Abstract

This paper is part of a larger effort to present what I would call the “unsaid” – or some of what is “unsaid” – in Karl Marx's theory. By this I am referring to a certain philosophical background made up of presuppositions that are not always completely explicit. This is not an attempt to expose “what Marxism really is,” because I believe there is no such thing in the absolutely univocal sense. Instead, I am attempting to view Marx in another light, principally in regard to the self-representation that Marxism has built up for itself – to view it, in fact, from the basis of a given spirit of (our) time, at the beginning of a new century. I do not presume that a theory can exist without philosophical presuppositions or commitments.
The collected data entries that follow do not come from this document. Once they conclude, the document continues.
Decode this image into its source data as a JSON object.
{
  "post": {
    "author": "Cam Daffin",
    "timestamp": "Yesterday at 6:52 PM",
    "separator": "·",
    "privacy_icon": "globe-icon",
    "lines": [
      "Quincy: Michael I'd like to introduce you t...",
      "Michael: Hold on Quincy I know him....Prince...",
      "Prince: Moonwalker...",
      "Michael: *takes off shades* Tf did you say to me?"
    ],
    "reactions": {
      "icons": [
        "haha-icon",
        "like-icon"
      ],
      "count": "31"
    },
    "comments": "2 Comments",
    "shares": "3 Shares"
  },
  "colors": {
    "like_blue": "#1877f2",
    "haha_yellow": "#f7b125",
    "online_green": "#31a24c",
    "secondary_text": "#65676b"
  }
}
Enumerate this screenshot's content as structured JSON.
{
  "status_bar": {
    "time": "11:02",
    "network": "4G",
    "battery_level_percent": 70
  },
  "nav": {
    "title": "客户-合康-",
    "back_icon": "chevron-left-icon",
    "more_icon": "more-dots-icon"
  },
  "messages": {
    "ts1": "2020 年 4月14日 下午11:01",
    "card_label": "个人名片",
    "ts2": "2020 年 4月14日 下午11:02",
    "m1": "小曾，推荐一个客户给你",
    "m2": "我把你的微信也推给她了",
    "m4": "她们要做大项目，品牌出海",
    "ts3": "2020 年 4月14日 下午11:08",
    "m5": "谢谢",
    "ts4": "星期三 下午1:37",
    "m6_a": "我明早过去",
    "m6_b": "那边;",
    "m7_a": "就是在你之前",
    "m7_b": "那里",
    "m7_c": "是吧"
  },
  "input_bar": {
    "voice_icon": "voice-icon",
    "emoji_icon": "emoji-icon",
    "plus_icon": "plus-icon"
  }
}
The point here is to try to avoid being naive regarding the presuppositions that may be assumed even when seeking to approach Marx's theory in a renewed and anti-dogmatic manner. Particularly in this paper, I want to show a certain permanence, re-elaboration, and consequent “strengthening” in Marx's critical theory of 1845–6, of the originally Feuerbachian notion of a “communitarian” essence of man – with all the weight that this notion of essence has, among other things, for the definition of concepts like alienation. The Marxian re-elaboration of the Feuerbachian notion of “species-essence” ( Gattungswesen ) occurs primarily in Marx's well-known “Theses on Feuerbach,” and the first section, “Feuerbach,” of the German Ideology (a collaborative work by Marx and Engels).